There are options with a label, GNOME for example, pick at least one option. There's another label; TOOLKIT, pick one.


----------



## jaymax (Sep 12, 2012)

I do get that, its the mechanics of implementing it. Traditionally, I would get a table coming up during the make and I would make the selection there. Alternately, I could have edited the Makefile to create the arguments in compilation - but here I am not sure what to do. 

There is the Makefile.options file but I am unsure as to its customization and interfacing with the Makefile. 

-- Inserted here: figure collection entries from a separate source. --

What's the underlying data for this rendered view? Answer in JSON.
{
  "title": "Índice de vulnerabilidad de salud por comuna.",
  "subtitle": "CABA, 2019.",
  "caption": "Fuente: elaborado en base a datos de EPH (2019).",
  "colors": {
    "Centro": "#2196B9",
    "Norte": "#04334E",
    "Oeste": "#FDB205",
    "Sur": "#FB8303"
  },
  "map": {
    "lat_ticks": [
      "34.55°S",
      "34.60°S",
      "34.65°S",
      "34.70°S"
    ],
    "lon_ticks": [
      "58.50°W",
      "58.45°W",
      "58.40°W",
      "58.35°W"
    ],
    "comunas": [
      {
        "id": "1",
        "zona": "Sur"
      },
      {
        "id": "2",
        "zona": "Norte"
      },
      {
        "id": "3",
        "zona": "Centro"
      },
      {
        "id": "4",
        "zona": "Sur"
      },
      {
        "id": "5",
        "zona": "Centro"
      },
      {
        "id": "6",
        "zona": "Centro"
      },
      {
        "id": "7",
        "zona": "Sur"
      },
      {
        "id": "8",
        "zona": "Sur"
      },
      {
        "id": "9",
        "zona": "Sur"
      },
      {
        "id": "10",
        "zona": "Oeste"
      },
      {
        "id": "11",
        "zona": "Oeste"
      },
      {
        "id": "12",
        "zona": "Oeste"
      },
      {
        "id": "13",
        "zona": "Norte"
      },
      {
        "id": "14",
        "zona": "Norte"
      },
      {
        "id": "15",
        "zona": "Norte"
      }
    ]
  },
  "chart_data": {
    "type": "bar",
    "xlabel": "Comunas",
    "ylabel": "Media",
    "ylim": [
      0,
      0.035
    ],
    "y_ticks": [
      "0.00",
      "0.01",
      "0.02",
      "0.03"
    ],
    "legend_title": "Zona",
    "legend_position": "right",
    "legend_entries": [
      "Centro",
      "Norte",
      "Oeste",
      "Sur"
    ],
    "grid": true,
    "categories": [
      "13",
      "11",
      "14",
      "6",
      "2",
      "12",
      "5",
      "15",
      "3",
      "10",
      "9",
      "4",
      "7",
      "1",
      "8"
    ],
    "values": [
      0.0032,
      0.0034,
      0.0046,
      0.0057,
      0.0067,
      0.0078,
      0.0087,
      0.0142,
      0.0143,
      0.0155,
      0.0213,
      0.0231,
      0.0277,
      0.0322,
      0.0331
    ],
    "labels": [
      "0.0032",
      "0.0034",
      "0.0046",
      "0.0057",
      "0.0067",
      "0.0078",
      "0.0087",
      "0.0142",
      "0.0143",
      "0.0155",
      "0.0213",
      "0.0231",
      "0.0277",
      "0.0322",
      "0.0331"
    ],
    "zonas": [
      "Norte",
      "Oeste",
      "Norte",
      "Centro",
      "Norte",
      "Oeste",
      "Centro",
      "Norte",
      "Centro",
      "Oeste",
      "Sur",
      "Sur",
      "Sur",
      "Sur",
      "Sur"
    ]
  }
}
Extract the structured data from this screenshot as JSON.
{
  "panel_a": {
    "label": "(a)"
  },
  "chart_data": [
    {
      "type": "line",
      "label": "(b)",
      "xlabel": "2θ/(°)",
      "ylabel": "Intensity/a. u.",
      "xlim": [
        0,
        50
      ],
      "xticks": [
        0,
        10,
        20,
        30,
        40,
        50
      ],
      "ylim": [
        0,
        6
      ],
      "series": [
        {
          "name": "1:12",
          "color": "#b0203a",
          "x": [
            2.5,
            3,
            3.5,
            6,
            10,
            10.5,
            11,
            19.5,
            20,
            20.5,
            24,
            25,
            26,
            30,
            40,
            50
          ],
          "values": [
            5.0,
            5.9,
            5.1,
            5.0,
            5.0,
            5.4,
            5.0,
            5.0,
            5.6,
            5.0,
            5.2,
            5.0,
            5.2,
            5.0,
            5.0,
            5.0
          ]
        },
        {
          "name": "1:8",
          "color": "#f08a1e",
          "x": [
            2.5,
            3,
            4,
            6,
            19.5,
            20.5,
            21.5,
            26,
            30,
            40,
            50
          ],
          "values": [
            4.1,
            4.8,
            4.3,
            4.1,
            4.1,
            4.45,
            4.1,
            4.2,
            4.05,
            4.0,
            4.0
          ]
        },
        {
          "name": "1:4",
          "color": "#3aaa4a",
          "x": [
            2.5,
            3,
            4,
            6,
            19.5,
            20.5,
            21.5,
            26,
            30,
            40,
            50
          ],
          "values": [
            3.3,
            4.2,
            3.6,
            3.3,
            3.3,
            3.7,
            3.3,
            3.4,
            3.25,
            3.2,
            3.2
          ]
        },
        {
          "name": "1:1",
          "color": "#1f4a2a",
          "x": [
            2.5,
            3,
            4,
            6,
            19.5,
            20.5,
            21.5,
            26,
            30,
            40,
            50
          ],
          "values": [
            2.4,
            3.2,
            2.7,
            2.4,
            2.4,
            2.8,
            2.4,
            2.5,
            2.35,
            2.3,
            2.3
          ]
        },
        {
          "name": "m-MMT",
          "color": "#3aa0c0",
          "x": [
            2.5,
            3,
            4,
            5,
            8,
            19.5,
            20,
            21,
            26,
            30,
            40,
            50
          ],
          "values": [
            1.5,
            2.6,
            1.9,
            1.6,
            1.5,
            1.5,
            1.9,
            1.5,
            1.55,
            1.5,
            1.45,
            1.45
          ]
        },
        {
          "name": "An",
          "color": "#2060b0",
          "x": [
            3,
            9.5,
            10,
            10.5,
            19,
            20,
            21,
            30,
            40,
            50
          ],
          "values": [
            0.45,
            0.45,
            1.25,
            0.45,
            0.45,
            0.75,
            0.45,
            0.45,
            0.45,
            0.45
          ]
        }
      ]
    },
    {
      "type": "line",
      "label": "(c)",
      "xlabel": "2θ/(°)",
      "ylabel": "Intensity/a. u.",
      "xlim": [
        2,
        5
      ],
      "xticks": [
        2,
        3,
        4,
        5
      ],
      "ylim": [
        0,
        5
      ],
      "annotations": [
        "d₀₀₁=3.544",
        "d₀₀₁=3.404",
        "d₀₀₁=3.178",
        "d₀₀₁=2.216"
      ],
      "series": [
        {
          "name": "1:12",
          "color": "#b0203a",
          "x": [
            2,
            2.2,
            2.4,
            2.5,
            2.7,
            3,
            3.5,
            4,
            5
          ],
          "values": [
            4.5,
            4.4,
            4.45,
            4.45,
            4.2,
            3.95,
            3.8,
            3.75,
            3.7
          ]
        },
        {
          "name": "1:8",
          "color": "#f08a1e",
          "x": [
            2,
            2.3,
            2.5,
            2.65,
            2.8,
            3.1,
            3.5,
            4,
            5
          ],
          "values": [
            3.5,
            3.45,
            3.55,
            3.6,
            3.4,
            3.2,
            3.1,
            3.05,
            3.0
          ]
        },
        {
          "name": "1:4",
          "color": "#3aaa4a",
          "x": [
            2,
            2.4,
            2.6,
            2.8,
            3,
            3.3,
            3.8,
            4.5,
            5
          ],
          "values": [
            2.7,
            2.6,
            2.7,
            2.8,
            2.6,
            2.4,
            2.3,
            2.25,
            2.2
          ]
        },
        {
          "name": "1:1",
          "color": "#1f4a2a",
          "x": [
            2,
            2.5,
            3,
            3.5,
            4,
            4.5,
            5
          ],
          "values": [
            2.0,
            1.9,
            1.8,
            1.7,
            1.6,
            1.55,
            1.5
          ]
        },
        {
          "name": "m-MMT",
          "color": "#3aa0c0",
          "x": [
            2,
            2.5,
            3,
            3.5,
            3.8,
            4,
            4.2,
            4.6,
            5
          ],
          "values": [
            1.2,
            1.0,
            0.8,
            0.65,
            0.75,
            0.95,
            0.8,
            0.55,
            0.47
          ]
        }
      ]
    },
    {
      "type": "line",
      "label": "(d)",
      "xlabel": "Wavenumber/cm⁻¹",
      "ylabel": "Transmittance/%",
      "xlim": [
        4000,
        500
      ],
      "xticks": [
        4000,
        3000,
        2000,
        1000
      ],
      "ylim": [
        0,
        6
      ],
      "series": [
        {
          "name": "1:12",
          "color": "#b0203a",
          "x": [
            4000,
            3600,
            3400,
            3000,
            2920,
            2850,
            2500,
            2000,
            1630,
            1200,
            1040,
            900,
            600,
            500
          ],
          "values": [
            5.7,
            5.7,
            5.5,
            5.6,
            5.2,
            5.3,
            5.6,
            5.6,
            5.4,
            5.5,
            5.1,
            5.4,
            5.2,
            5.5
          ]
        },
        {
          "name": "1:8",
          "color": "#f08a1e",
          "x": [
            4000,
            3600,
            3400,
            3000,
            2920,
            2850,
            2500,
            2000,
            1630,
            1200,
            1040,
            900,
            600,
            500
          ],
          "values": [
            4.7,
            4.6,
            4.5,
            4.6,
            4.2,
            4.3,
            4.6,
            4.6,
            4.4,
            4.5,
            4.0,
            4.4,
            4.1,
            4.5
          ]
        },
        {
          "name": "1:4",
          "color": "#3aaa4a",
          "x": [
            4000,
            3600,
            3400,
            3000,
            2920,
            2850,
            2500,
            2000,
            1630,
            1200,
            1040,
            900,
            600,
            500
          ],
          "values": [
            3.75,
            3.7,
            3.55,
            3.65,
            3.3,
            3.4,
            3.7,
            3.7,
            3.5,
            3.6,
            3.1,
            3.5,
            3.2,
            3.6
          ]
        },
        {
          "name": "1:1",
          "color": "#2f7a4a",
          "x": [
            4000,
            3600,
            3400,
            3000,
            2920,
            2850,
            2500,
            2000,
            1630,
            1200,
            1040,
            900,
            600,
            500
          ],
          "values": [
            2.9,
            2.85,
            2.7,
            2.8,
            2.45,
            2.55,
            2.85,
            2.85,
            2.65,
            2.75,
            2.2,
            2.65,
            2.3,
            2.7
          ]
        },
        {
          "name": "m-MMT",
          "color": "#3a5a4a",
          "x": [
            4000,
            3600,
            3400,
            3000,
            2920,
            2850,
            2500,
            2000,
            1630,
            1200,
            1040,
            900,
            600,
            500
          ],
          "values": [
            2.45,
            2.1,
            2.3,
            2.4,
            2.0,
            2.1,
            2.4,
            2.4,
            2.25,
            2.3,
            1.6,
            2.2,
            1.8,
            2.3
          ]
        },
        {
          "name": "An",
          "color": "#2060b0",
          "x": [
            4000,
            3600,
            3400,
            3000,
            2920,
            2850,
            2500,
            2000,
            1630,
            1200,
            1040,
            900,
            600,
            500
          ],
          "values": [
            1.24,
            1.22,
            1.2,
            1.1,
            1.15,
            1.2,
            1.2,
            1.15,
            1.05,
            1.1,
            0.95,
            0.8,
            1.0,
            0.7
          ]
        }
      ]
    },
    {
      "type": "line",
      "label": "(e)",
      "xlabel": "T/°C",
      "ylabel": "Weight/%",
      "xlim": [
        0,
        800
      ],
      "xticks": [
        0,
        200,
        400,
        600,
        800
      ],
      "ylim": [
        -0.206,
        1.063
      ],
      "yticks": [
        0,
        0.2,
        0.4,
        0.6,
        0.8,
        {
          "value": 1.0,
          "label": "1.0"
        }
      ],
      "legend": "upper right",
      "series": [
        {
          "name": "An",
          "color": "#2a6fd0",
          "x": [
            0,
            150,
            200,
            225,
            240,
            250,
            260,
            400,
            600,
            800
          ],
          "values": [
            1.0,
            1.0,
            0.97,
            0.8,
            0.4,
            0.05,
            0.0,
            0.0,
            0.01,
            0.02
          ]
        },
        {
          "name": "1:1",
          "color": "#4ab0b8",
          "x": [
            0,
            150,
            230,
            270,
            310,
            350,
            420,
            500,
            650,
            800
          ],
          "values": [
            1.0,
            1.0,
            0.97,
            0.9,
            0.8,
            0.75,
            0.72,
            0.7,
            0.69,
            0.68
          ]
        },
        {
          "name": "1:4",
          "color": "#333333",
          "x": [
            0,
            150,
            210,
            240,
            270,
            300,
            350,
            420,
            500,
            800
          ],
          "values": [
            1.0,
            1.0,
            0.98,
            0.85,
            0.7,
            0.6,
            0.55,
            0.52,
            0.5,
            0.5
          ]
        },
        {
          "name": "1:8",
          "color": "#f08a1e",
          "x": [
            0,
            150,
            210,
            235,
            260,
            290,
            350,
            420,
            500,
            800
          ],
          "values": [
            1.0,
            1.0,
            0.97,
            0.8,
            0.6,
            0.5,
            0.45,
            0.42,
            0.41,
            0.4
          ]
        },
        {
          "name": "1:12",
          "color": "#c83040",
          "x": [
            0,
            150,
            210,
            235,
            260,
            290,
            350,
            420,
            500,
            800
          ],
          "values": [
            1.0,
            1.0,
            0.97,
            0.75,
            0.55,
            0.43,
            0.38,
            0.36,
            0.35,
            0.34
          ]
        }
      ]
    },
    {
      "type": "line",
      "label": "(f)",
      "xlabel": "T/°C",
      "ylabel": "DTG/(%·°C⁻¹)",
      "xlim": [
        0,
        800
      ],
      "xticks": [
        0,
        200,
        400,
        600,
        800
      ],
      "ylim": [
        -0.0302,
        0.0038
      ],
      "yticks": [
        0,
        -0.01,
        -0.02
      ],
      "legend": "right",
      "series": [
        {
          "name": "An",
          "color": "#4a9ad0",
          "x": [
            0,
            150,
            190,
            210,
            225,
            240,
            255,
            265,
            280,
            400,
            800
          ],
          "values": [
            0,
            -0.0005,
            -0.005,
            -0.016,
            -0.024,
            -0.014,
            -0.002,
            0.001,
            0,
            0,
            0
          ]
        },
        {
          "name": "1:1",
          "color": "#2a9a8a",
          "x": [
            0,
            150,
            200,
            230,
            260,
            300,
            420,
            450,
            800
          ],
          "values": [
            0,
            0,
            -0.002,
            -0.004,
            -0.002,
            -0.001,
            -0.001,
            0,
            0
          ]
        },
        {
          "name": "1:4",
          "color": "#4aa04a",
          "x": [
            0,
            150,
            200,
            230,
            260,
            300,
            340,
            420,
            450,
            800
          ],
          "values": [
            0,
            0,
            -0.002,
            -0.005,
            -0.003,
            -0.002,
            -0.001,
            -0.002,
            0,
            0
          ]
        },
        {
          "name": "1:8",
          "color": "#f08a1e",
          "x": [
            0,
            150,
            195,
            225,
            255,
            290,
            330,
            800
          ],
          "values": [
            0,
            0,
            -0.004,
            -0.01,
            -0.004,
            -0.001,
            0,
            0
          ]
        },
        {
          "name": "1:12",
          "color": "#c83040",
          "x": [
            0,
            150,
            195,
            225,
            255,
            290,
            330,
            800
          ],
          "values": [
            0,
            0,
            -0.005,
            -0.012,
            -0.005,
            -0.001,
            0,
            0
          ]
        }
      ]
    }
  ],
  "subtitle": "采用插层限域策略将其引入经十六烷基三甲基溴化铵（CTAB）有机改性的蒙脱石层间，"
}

The same can be said for the Makefile.webplugins file which apparently is to be used post installation. Directing to a Tutorial may be helpful.

Thanks!


----------



## SirDice (Sep 13, 2012)

Don't edit the Makefile(s). 

`# make config`

See ports(7).


----------



## jaymax (Sep 13, 2012)

Well, I did do an edit before your reply came in. I added an 
"include Makefile.options"
to the Makefile, then 'make' presented the option table. I made an error requiring a conflict edit. Then on a re-make the option table failed to be presented, I had to rem it out, then it ran OK, except for several stalls in some dependencies. Could this be because I was working  through a KDE interface? 

I've looked again at the port's config page, but I can't still find any reference to the usage of a "Makefile.options" file, there is also a "Makefile.webplugins" in the ports distro.

Any advise on how to use these?


----------